Keenam, Jaringan Gudurian, lanjut Alissa, melihat eksploitasi sumber daya alam telah mengakibatkan berbagai bencana yang berdampak pada banyak aspek kehidupan masyarakat. Apalagi saat ini dunia sedang menghadapi krisis global perubahan iklim yang disebabkan kenaikan emisi gas rumah kaca yang di antaranya disebabkan karena eksploitasi sumber daya alam dan konsumsi energi kotor seperti batu bara. “Sehingga perlu dilakukan percepatan transisi energi bersih di Indonesia,” kata Alissa.

Ketujuh, Tunas Jaringan Gusdurian melihat perlunya membangun paradigma ekonomi yang berkelanjutan dan berbasis pada nilai kemanusiaan dan keadilan lingkungan. Karena selama ini paradigma pembangunan lebih menekankan pada aspek pertumbuhan ekonomi yang hanya melayani kepentingan investasi tanpa mengindahkan aspek keadilan dan pemerataan, sehingga mengakibatkan eksploitasi besar-besaran atas sumber daya alam dan melahirkan ketidakadilan lingkungan (environmental injustice).

Kedelapan, lanjut Alissa, pemerintah perlu memperkuat ekonomi dan keuangan bagi kelompok lemah dengan mendorong kemudahan akses fasilitas-perkreditan-permodalan bagi UMKM. Pemerintah juga perlu melakukan upaya serius untuk memangkas ketimpangan ekonomi dan meningkatkan kemampuan daya beli rakyat.

“Pemerintah perlu memperkuat kebijakan untuk melindungi dan menumbuhkan sektor pertanian pangan, dan kelautan, serta mengembangkan perekonomian kreatif yang memfasilitasi rantai produksi dan distribusi perekonomian nasional,” kata Aliisa.

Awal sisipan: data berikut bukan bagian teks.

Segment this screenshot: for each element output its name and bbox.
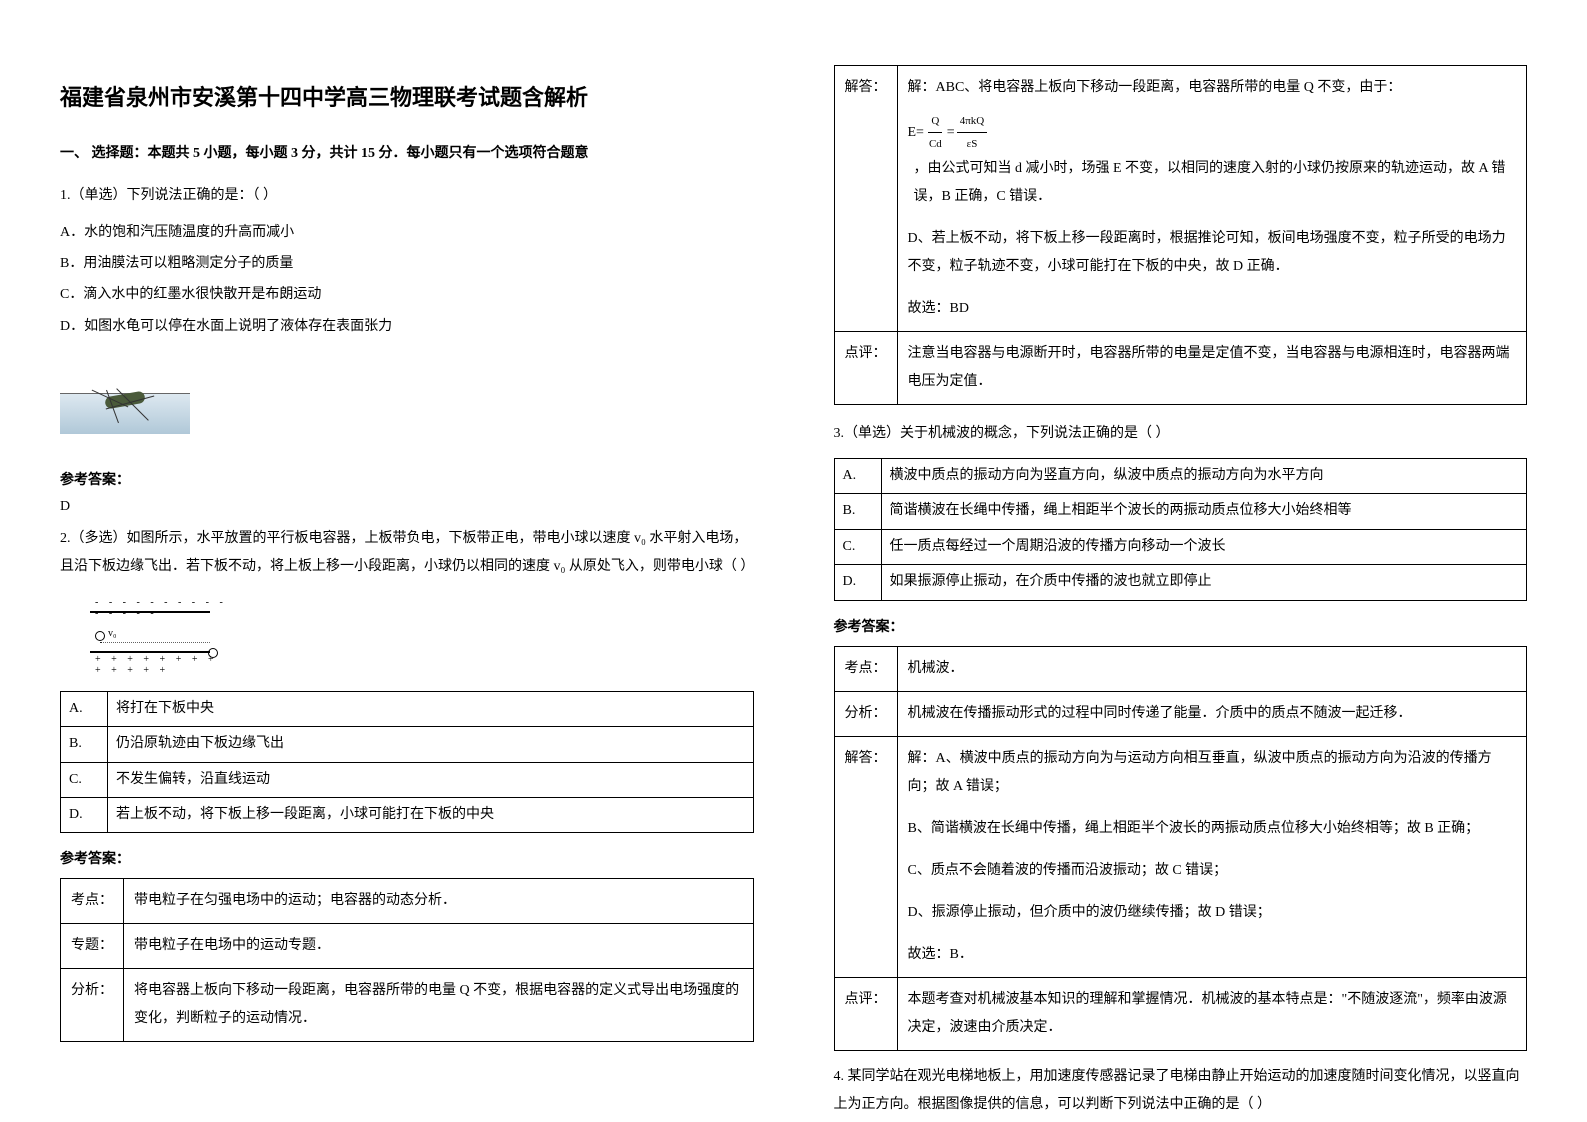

Rekomendasi yang kesembilan, lanjut Alissa, seluruh elemen bangsa harus menjadikan perempuan, anak, dan keluarga sebagai isu penting yang harus direspons dengan serius dan menjadikannya sebagai perspektif yang inheren dalam semua isu kemasyarakatan, kebangsaan dan kenegaraan. “Perempuan, anak, dan keluarga harus diposisikan sebagai subjek dan aktor perubahan sosial. Perlu juga melakukan gerakan literasi kontekstual dan hukum agar masyarakat memiliki daya kritis dan mampu menghadapi persoalan hukum yang berkaitan dengan isu tersebut,” kata Alissa.

Selain menyampaikan 9 Rekomendasi Tunas Jaringan Gusdurian, Alissa juga mengajak segenap komponen bangsa untuk bersama-sama berjuang demi tegaknya keadilan untuk Indonesia sejahtera, damai, dan beradab.

“Sebagaimana disampaikan Gus Dur: Perdamaian tanpa Keadilan adalah Ilusi,” pungkas Alissa. (FU/OL-12)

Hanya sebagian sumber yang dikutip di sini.